Entre la fin août et la fin octobre 2012, d'étranges animaux venus des mers du sud se sont échoués le long des côtes bretonnes et de Vendée. Un phénomène déjà connu par le passé mais surprenant par sa durée !
Les Physalia physalis, communément appelées physalies ou galères portugaises sont des animaux surprenants. Constituées d'un flotteur en forme de ballon de rugby aux couleurs chatoyantes, elles se laissent porter par les vents, traînant derrière elles leurs longs filaments tentaculaires comme autant de pièges mortels pour les animaux qui viennent s'y frotter. Ces proches parentes des méduses sont en fait des colonies réunissant plusieurs centaines d'individus. Comme les méduses, elles possèdent des cellules urticantes, les cnidocytes, qui dès qu'elles sont effleurées propulsent un petit harpon imbibé de venin qui paralyse leurs proies (petits poissons ou crustacés).
Elles doivent leur surnom de galères portugaises aux navires des 15 et 16èmes siècles
Elles doivent leur surnom de galères portugaises à leur forme bombée qui évoque celle des navires portugais des 15 et 16èmes siècles lorsque la flotte lusitanienne traversait l'Atlantique en direction des Antilles. Et c'est là , dans les eaux chaudes des tropiques depuis l'Atlantique jusqu'au Pacifique en passant par l'Océan indien que vivent ces colonies pélagiques. Elles errent par centaines voire milliers bien au large des côtes et ce n'est qu'à la faveur des vents et des courants qu'elles finissent par s'échouer sur les plages d'Hawaii, d'Australie ou de Floride...

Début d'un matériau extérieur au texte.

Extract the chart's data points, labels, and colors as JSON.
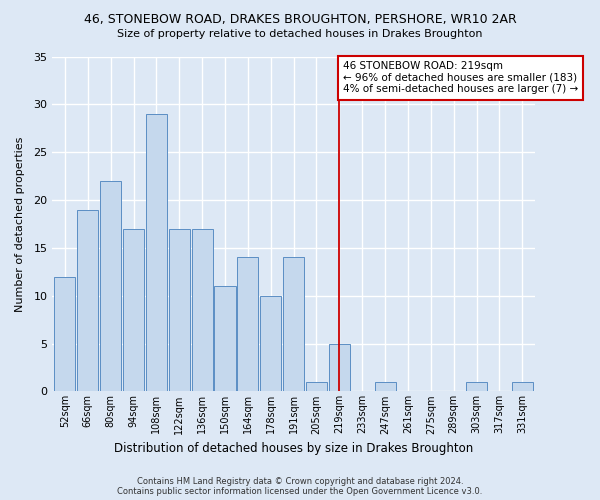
{
  "title": "46, STONEBOW ROAD, DRAKES BROUGHTON, PERSHORE, WR10 2AR",
  "subtitle": "Size of property relative to detached houses in Drakes Broughton",
  "xlabel": "Distribution of detached houses by size in Drakes Broughton",
  "ylabel": "Number of detached properties",
  "footer": "Contains HM Land Registry data © Crown copyright and database right 2024.\nContains public sector information licensed under the Open Government Licence v3.0.",
  "categories": [
    "52sqm",
    "66sqm",
    "80sqm",
    "94sqm",
    "108sqm",
    "122sqm",
    "136sqm",
    "150sqm",
    "164sqm",
    "178sqm",
    "191sqm",
    "205sqm",
    "219sqm",
    "233sqm",
    "247sqm",
    "261sqm",
    "275sqm",
    "289sqm",
    "303sqm",
    "317sqm",
    "331sqm"
  ],
  "values": [
    12,
    19,
    22,
    17,
    29,
    17,
    17,
    11,
    14,
    10,
    14,
    1,
    5,
    0,
    1,
    0,
    0,
    0,
    1,
    0,
    1
  ],
  "bar_color": "#c5d8ed",
  "bar_edge_color": "#5b8ec4",
  "background_color": "#dde8f5",
  "plot_bg_color": "#dde8f5",
  "grid_color": "#ffffff",
  "red_line_index": 12,
  "annotation_text": "46 STONEBOW ROAD: 219sqm\n← 96% of detached houses are smaller (183)\n4% of semi-detached houses are larger (7) →",
  "annotation_box_color": "#ffffff",
  "annotation_box_edge": "#cc0000",
  "ylim": [
    0,
    35
  ],
  "yticks": [
    0,
    5,
    10,
    15,
    20,
    25,
    30,
    35
  ]
}
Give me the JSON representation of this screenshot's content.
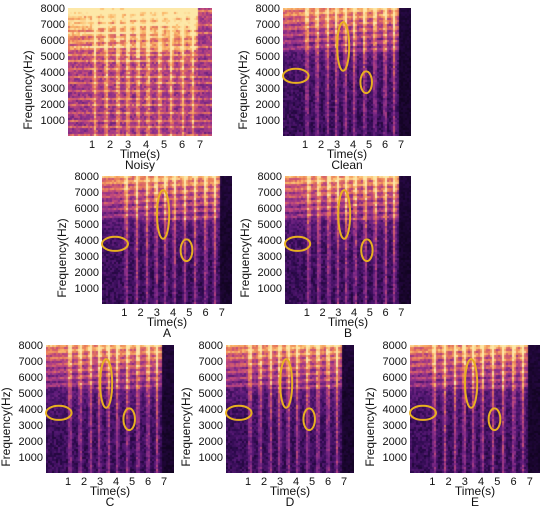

Et parfois, soumises aux caprices du vent, elles rejoignent le grand courant de l'Atlantique nord bien connu sous le nom de Gulf Stream. Ce « fleuve » qui peut atteindre 150 km de large remonte depuis les Antilles jusqu'en Europe à la vitesse de 9 km/h, un véritable tapis roulant à l'échelle océanique ! Et c'est ainsi que l'on peut voir cette espèce tropicale « naviguer » au large de nos côtes jusqu'à se laisser déposer par la marée sur le sable de notre littoral.
Rien de surprenant alors à ce que les côtes bretonnes soient touchées. Cela n'arrive pas chaque année, mais, ce phénomène plus fréquent sur les côtes basques et aquitaines tend à s'intensifier. Ainsi, selon une enquête réalisée par les services de soins et de secours d'Aquitaine, le nombre de cas de piqûres dues à Physalia physalis a été multiplié par plus de 20 entre 2008 et 2011 !
La période la plus propice pour observer les arrivages de physalies se situe à la fin de l'été entre août et septembre, ce que confirment les signalements qui nous sont parvenus depuis 2010, date du début de notre programme de signalisation Opération Méduses.
Même échouée sur la plage, ne touchez pas une physalie
En 2012, après une première observation début août dans les landes, les témoignages se sont multipliés au cours de la dernière semaine d'août sur une zone comprise entre Pornichet en Loire-Atlantique et Kerlouan dans le Finistère nord. Ces signalements montrent une progression rapide vers le nord d'un nombre important de Physalia physalis, remontée corroborée par des signalements similaires sur les côtes sud de l'Irlande et de l'Angleterre (source : Marine Conservation Society). Des arrivages suffisamment importants pour que nous lancions auprès du public un appel à la vigilance car les piqûres infligées par ces animaux sont potentiellement dangereuses pour l'homme !
Des arrivages de physalies en partie expliqués par des vents venant du sud!
Ce qui est plus étonnant en cette année 2012, c'est que les signalements reprennent à partir de la fin septembre jusqu'après la mi-octobre sur une zone comprise entre l'île d'Oléron en Charentes-Maritimes et Crozon à la pointe Finistère. Les courants venus du sud combinés à des vents majoritairement sud-sud-ouest semblent expliquer les arrivages prolongés de cette espèce vivant généralement sous d'autres latitudes. Il est également possible que cette année 2012 soit particulièrement propice au développement de Physalia physalis, et qu'ainsi, elle ait proliférée dans la zone tropicale augmentant par la même le nombre d'individus susceptibles d'être poussés jusque dans nos eaux.